Signing Firmware: Build -> Sign -> Package -> Deploy

Signing firmware in real release pipelines

Good secure boot depends on release discipline as much as bootloader code.

What gets signed

At minimum:

• First-stage / second-stage bootloader artifacts (platform dependent)
• Kernel image
• DTB(s)
• Initramfs (if used)
• OTA package metadata and payload manifests

In stronger setups:

• Rootfs image hash tree metadata (dm-verity root hash signed in manifest)
• Recovery image

Who signs

• CI pipeline never owns long-lived private key material directly.
• Signing happens in controlled signer service/HSM-backed workflow.
• Developer keys are for local testing only and must be blocked from production channels.

Practical CI/CD flow

1. Build artifacts (u-boot.itb, Image, *.dtb, rootfs, OTA bundle).
2. Generate manifest with artifact hashes + version.
3. Send manifest for signing (release key only after approvals).
4. Package signed manifest + artifacts.
5. Deploy to update backend.
6. Device verifies signature + version gates before install/boot.

Public key provisioning to device

• Root key hash in ROM anchor (fuse/OTP).
• Bootloader keyrings embedded and versioned.
• Rotatable intermediate/release keys allowed by rooted policy.

Signature mismatch behavior

• Do not "boot anyway."
• Fail closed with explicit reason code.
• Attempt fallback slot if A/B available.
• Enter restricted recovery requiring authenticated image.

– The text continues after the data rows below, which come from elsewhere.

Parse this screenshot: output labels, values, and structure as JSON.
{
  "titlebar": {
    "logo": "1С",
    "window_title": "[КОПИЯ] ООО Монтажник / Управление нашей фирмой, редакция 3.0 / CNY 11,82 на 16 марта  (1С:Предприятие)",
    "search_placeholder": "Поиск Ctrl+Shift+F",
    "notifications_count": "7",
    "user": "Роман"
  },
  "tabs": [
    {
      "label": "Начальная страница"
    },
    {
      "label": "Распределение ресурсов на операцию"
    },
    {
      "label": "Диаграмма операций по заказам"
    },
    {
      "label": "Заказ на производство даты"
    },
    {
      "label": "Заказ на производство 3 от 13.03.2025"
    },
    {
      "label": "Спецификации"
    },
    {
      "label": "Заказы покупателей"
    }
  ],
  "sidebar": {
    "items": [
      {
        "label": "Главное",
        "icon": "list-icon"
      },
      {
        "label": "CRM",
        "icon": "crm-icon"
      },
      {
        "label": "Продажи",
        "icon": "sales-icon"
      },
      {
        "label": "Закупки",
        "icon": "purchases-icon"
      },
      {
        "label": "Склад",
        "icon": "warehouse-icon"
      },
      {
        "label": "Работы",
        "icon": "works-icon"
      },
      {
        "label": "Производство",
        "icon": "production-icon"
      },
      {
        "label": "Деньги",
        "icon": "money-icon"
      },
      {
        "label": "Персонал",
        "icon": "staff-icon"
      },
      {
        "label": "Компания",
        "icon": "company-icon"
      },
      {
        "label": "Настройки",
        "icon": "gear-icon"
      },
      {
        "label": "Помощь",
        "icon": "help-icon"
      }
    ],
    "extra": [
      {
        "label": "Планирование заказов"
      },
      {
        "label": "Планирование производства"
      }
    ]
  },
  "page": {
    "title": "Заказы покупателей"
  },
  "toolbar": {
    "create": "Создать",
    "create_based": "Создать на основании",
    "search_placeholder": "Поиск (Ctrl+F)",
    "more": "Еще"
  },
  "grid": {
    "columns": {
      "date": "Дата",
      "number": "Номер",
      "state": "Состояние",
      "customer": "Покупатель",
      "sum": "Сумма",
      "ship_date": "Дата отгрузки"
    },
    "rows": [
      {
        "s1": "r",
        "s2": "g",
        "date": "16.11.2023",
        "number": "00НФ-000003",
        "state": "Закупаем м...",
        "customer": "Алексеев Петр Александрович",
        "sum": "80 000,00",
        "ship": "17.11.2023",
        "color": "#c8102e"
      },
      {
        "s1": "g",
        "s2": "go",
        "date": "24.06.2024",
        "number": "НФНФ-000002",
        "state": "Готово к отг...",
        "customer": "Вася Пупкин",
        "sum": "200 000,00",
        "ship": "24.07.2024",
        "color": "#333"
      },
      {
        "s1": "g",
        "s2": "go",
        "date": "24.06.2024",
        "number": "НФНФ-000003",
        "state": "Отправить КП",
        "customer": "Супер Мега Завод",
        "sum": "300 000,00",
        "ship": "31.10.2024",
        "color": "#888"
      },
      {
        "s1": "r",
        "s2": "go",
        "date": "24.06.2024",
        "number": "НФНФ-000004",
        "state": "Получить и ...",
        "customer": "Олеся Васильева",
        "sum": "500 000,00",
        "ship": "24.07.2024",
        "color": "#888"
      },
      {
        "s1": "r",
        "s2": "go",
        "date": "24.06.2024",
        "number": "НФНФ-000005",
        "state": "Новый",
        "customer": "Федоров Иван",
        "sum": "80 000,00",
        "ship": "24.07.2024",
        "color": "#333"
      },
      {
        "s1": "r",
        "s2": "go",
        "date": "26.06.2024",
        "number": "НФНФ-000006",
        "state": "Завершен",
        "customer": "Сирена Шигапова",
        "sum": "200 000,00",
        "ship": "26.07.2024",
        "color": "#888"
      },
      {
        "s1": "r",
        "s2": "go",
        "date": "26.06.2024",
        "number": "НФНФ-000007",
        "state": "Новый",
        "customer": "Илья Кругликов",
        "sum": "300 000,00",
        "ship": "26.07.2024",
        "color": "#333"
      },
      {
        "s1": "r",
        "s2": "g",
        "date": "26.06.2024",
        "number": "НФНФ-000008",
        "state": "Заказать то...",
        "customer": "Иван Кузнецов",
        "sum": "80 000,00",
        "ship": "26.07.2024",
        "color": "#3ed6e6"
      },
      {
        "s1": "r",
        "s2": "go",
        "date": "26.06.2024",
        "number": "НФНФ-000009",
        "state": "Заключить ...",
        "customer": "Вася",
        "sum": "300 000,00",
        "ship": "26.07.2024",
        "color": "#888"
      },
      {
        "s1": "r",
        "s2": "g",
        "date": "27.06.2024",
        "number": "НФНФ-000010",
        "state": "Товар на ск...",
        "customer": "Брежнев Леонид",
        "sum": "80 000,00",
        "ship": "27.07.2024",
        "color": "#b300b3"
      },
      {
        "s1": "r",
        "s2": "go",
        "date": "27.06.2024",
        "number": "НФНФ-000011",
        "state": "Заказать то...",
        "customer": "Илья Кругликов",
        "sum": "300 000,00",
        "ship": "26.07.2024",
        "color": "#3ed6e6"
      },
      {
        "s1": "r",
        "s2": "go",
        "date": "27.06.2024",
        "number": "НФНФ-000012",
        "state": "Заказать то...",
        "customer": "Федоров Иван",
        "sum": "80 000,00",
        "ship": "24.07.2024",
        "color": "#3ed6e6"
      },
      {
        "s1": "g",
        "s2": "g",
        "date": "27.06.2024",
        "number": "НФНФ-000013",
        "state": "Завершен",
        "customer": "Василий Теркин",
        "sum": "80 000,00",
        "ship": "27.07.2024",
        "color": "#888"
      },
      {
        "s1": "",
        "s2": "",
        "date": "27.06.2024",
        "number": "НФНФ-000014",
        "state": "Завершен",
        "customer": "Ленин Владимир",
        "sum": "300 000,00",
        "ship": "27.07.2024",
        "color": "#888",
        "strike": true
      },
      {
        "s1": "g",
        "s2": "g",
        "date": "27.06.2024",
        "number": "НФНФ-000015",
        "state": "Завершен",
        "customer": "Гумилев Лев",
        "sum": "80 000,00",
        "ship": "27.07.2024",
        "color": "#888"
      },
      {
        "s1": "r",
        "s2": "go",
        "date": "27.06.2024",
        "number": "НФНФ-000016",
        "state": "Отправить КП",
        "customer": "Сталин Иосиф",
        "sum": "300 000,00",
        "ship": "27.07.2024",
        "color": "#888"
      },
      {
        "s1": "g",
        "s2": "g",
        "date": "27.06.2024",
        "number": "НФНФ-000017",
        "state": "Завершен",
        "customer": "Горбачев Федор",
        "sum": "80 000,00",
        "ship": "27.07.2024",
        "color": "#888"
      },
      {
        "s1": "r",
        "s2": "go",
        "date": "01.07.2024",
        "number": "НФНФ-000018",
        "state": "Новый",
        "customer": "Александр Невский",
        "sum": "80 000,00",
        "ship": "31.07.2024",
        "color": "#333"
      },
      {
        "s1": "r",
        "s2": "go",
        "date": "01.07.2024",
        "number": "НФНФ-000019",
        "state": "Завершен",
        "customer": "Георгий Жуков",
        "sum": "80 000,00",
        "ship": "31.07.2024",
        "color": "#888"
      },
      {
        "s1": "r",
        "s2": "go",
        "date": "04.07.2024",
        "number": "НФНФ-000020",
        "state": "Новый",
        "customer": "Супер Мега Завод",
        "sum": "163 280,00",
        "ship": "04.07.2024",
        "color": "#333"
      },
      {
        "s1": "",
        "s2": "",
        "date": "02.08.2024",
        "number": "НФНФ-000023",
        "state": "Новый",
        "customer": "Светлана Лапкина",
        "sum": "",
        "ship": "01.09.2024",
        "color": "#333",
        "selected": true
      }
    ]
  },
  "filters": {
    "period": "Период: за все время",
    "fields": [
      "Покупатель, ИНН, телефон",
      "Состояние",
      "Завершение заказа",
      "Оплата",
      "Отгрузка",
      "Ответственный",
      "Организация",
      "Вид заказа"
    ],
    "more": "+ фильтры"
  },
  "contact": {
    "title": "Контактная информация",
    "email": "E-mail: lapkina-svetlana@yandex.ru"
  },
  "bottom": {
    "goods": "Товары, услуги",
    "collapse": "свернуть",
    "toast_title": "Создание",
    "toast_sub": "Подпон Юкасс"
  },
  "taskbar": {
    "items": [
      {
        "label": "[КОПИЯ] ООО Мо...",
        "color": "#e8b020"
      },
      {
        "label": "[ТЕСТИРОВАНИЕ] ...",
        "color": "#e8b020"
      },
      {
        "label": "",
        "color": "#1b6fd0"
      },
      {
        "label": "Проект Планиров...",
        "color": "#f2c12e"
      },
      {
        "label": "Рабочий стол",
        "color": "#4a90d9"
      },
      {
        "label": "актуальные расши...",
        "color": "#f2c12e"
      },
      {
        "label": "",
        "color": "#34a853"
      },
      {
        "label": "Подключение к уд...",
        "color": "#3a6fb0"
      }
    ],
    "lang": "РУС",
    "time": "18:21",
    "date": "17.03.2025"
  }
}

Pseudo commands (conceptual)

# Build FIT image with kernel + dtb
mkimage -f fit.its firmware.itb

# Sign FIT image with release key
mkimage -F -k keys/release -r firmware.itb

# Verify in U-Boot
bootm <addr>  # U-Boot checks signature before boot

Practical takeaway

Secure boot is a product of both boot-time verification and release-time key governance.

Misconception to correct

"Signing is just a final build step."
No. It is a controlled security process with approvals, key isolation, and policy enforcement.